Bukenya, who is a medical professional, decried the poor remuneration for doctors and the dilapidated state of the Makerere University School of Public health which produced Dr. Mungerera.

The speaker Rebecca Kadaga said, “We withdrew money from the contingency fund for the cancer machine. Where is the cancer machine?”

The minister for health Dr. Jane Ruth Aceng informed the house that the cancer machine is expected to be brought in the country in May.

She attributed the delay to the conditions the International Atomic Energy Agency (IAEA) gave them like completing the bunker for the machine before it could be brought in the country.

In April 2016 government released sh30b to the ministry of health to build a new bunker for housing the radiotherapy machine for Uganda Cancer Institute.  

Workers’ MP Sam Lyomoki read a letter from the Association of Medical Professionals highlighting the three major concerns Dr.

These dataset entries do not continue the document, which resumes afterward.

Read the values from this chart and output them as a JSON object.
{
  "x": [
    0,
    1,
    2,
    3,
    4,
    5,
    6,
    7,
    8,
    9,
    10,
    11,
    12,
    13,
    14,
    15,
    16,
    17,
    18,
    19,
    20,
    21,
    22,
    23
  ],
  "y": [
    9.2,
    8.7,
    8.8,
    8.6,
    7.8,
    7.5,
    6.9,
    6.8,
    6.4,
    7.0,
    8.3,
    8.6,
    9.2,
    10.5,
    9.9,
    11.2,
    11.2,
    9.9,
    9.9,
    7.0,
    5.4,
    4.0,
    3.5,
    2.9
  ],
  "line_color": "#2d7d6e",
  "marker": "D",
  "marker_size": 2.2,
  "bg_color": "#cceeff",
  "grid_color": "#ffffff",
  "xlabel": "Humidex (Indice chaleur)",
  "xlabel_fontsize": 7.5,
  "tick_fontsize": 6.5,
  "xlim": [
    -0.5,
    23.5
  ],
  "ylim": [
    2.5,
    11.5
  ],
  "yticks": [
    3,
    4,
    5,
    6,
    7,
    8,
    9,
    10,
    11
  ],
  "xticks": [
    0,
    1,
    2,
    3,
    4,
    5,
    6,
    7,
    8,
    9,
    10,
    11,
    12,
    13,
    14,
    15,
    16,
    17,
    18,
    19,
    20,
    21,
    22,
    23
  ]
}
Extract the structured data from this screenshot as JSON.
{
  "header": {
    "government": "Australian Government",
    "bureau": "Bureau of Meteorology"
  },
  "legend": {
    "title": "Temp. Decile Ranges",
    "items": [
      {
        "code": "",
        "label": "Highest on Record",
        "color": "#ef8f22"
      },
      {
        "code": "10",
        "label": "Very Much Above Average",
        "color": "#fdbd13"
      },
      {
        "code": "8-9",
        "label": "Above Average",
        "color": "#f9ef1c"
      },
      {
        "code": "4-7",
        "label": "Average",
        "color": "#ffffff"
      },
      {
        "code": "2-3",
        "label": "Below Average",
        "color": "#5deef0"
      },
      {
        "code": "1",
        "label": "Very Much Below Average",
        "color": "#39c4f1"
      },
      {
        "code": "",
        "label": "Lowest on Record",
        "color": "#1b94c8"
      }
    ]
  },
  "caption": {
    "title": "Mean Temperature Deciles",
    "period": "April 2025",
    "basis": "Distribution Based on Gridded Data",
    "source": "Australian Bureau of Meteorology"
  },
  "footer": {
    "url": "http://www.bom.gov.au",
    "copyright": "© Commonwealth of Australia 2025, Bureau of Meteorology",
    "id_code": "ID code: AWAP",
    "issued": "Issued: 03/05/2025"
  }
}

Mungerera had which included the need to stop the brain drain of medical professionals through increasing their remuneration, increased funding for improving health services in the country, and the health insurance scheme which would create more resources for Ugandans to get quality health services.

The state minister for housing Dr. Chris Baryomunsi said, “In 2012 when I was arrested over the death of Nebanda, she is one of those who came to prison to visit me. I agree with Lyomoki that government should look into the welfare of health workers.”

The minister for general duties Mary Karooro Okurut appealed to the ministry for health to sensitize Ugandans on the causes of non-communicable diseases like cancer because there is a lot of misinformation on what should eaten and what should not be eaten.

Kampala woman MP Nabilah Nagai also confirmed that in her interactions, Dr. Mungerera was concerned that medical workers in Uganda are paid peanuts which causes many of them to go abroad for greener pasture.

Meanwhile in her communication, Kadaga informed the house that elections for the East African Legislative Assembly (EALA) would be held on February 28, 2017.

She announced a committee to be headed by Ntungamo MP Beatrice Rwakimari which will be vetting the EALA contestants and produce present a report on February 20, 2017.